You need to have an audio backend available, for example ffmpeg (run `brew install ffmpeg` on Mac OS).

## Training

```python
from speechless.configuration import Configuration

Configuration.minimal_english().train_from_beginning()
```

will automatically download a small English example corpus (337MB),
train a net based on it while giving you updated loss and predictions.
If you use a strong consumer-grade GPU, you should observe training predictions become similar to the input after ~12h, e. g.
```
Expected: "just thrust and parry and victory to the stronger"
Predicted: "jest thcrus and pary and bettor o the stronter"
Errors: 10 letters (20%), 6 words (67%), loss: 37.19.
```

All data (corpus, nets, logs) will be stored in `~/speechless-data`.

This directory can be changed:
```python
from pathlib import Path

from speechless import configuration
from speechless.configuration import Configuration, DataDirectories

configuration.default_data_directories = DataDirectories(Path("/your/data/path"))

Configuration.minimal_english().train_from_beginning()
```

To download and train on the full 1000h LibriSpeech corpus, replace `mininal_english` with `english`.

`main.py` contains various other functions that were executed to train and use models.

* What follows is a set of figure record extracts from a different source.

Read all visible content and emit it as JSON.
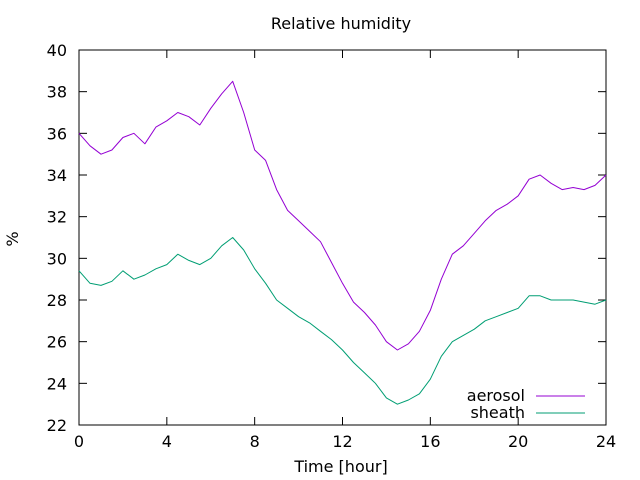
{
  "chart_data": {
    "type": "line",
    "title": "Relative humidity",
    "xlabel": "Time [hour]",
    "ylabel": "%",
    "xlim": [
      0,
      24
    ],
    "ylim": [
      22,
      40
    ],
    "xticks": [
      0,
      4,
      8,
      12,
      16,
      20,
      24
    ],
    "yticks": [
      22,
      24,
      26,
      28,
      30,
      32,
      34,
      36,
      38,
      40
    ],
    "grid": false,
    "legend": "bottom-right",
    "series": [
      {
        "name": "aerosol",
        "color": "#9400d3",
        "x": [
          0,
          0.5,
          1,
          1.5,
          2,
          2.5,
          3,
          3.5,
          4,
          4.5,
          5,
          5.5,
          6,
          6.5,
          7,
          7.5,
          8,
          8.5,
          9,
          9.5,
          10,
          10.5,
          11,
          11.5,
          12,
          12.5,
          13,
          13.5,
          14,
          14.5,
          15,
          15.5,
          16,
          16.5,
          17,
          17.5,
          18,
          18.5,
          19,
          19.5,
          20,
          20.5,
          21,
          21.5,
          22,
          22.5,
          23,
          23.5,
          24
        ],
        "y": [
          36.0,
          35.4,
          35.0,
          35.2,
          35.8,
          36.0,
          35.5,
          36.3,
          36.6,
          37.0,
          36.8,
          36.4,
          37.2,
          37.9,
          38.5,
          37.0,
          35.2,
          34.7,
          33.3,
          32.3,
          31.8,
          31.3,
          30.8,
          29.8,
          28.8,
          27.9,
          27.4,
          26.8,
          26.0,
          25.6,
          25.9,
          26.5,
          27.5,
          29.0,
          30.2,
          30.6,
          31.2,
          31.8,
          32.3,
          32.6,
          33.0,
          33.8,
          34.0,
          33.6,
          33.3,
          33.4,
          33.3,
          33.5,
          34.0
        ]
      },
      {
        "name": "sheath",
        "color": "#009e73",
        "x": [
          0,
          0.5,
          1,
          1.5,
          2,
          2.5,
          3,
          3.5,
          4,
          4.5,
          5,
          5.5,
          6,
          6.5,
          7,
          7.5,
          8,
          8.5,
          9,
          9.5,
          10,
          10.5,
          11,
          11.5,
          12,
          12.5,
          13,
          13.5,
          14,
          14.5,
          15,
          15.5,
          16,
          16.5,
          17,
          17.5,
          18,
          18.5,
          19,
          19.5,
          20,
          20.5,
          21,
          21.5,
          22,
          22.5,
          23,
          23.5,
          24
        ],
        "y": [
          29.4,
          28.8,
          28.7,
          28.9,
          29.4,
          29.0,
          29.2,
          29.5,
          29.7,
          30.2,
          29.9,
          29.7,
          30.0,
          30.6,
          31.0,
          30.4,
          29.5,
          28.8,
          28.0,
          27.6,
          27.2,
          26.9,
          26.5,
          26.1,
          25.6,
          25.0,
          24.5,
          24.0,
          23.3,
          23.0,
          23.2,
          23.5,
          24.2,
          25.3,
          26.0,
          26.3,
          26.6,
          27.0,
          27.2,
          27.4,
          27.6,
          28.2,
          28.2,
          28.0,
          28.0,
          28.0,
          27.9,
          27.8,
          28.0
        ]
      }
    ]
  }
}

If you want completely flexible where data is saved and loaded from,
you should not use `Configuration` at all but instead use the code from `net`, `corpus`, `german_corpus`, `english_corpus` and `recording` directly.

## Loading

By default, all trained models are stored in the `~/speechless-data/nets` directory.
You use models from [here](https://drive.google.com/drive/folders/0B0Azt-a50ylyal9JVDJnbXJJd2c?resourcekey=0-fVYtlyCyldcgeVdo_-OQ6A&usp=sharing) by downloading them into this folder (keep the subfolder from Google Drive).
To load a such a model use `load_best_english_model` or `load_best_german_model` e. g.

```python
from speechless.configuration import Configuration

wav2letter = Configuration.german().load_best_german_model()
```

If the language was originally trained with a different character set (e. g. a corpus of another language),
specifying the `allowed_characters_for_loaded_model` parameter of `load_model` still allows you to use that model for training,
thereby allowing transfer learning.

## Recording

You can record your own audio with a microphone and get a prediction for it:
```python
# ... after loading a model, see above

from speechless.recording import record_plot_and_save

label = record_plot_and_save()

print(wav2letter.predict(label))
```

Three seconds of silence will end the recording and silence will be truncated.
By default, this will generate a `wav`-file and a spectrogram plot in `~/speechless-data/recordings`.

## Testing

Given that you downloaded the German corpus into the corpus directory, you can evaluate the German model on the test set:

```python
german.test_model_grouped_by_loaded_corpus_name(wav2letter)
```

Testing will write to the standard output and a log to `~/speechless-data/test-results` by default.

## Plotting

Plotting labeled audio examples from the corpus like this one [here](https://docs.google.com/presentation/d/1X30IcB-CzCxnGt780ze0qOrbsRtDrxbWrZ_zQ91TOZQ/edit#slide=id.g1b9173e933_0_15) can be done with `LabeledExamplePlotter.save_spectrogram`.

## German & Sections

For some German datasets, it is possible to retrieve which word is said at which point of time,
allowing to extract labeled sections, e. g.:

```python
from speechless.configuration import Configuration

german = Configuration.german()
wav2letter = german.load_best_german_model()
example = german.corpus.examples[0]
sections = example.sections()
for section in sections:
print(wav2letter.test_and_predict(section))
```

If you need to access the section labels only (e. g. for filtering for particular words),
use `example.positional_label.labels` (which is faster because no audio data needs to be sliced).
If no positional info is available, `sections` and `positional_label` are `None`.